Janina Fialkowska is a Canadian pianistic stalwart – more amazing still because of her recovery from a 2002 cancer surgery that threatened her career. Her performance of the Chopin standards in this recording is remarkably strong. Her masculine keyboard energy is undiminished and her feminine subtleties as seductive as ever. This Yin and Yang are so beautifully balanced in her interpretations that one quickly forgets the performer while being drawn deeply into the swirling emotions that make Chopin’s music unique.
Stepping out of the way of the music is something Fialkowska does with clever and manipulative grace. One easily takes the bait offered by her technical perfection and is drawn toward the fiery melancholy of Chopin’s world.
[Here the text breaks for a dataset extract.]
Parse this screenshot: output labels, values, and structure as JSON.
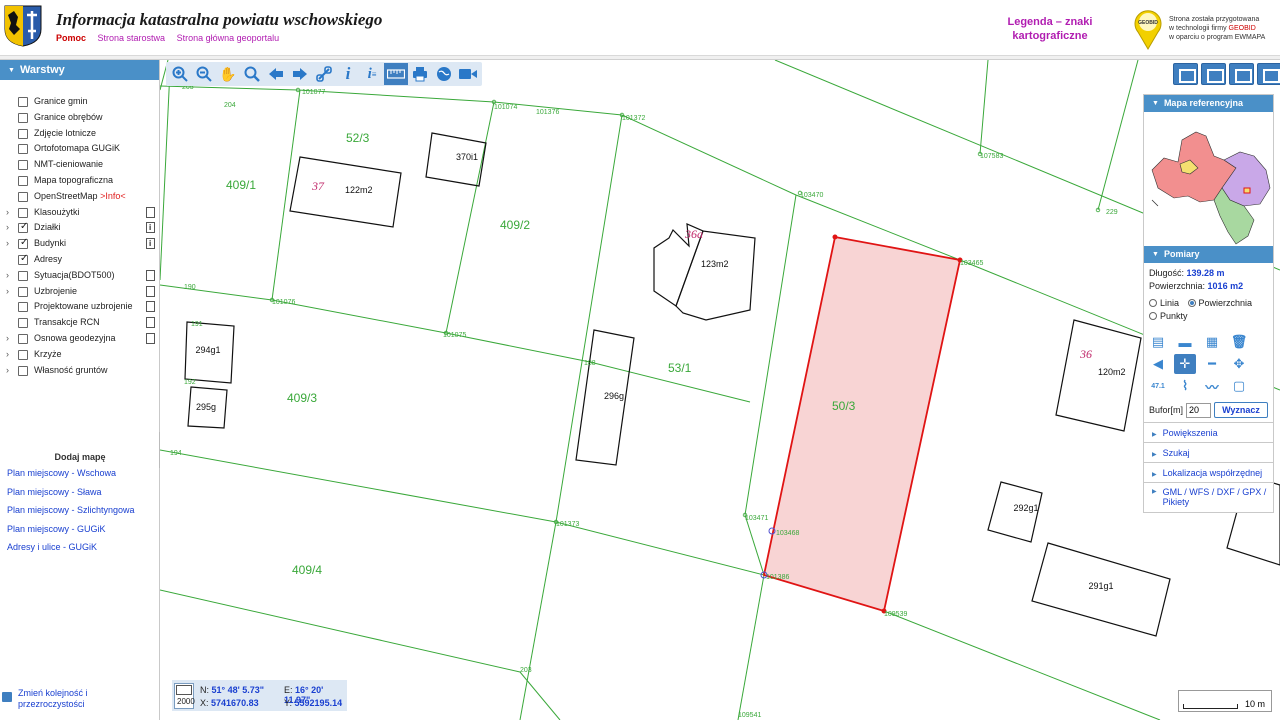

Most unusual in these performances is the jarring pull-apart of the three-four rhythm in the C sharp minor Waltz (Op. 64 No.2) and the D Major Mazurka (Op. 33 No.2). The irregularity of the left hand “oom-pa-pa” is taken to its absolute limit without ever compromising the pulse of the music. This is a high risk interpretation but carried off convincingly because Fialkowska’s Polish roots run deep and true – and her musicianship is impeccable.
The audio balance of this recording leaves just the perfect amount of room space around the piano. And although the Steinway Fialkowska uses sounds a bit brighter and harder in the mid range than we generally hear from these instruments, this disc should definitely be a part of your Chopin collection.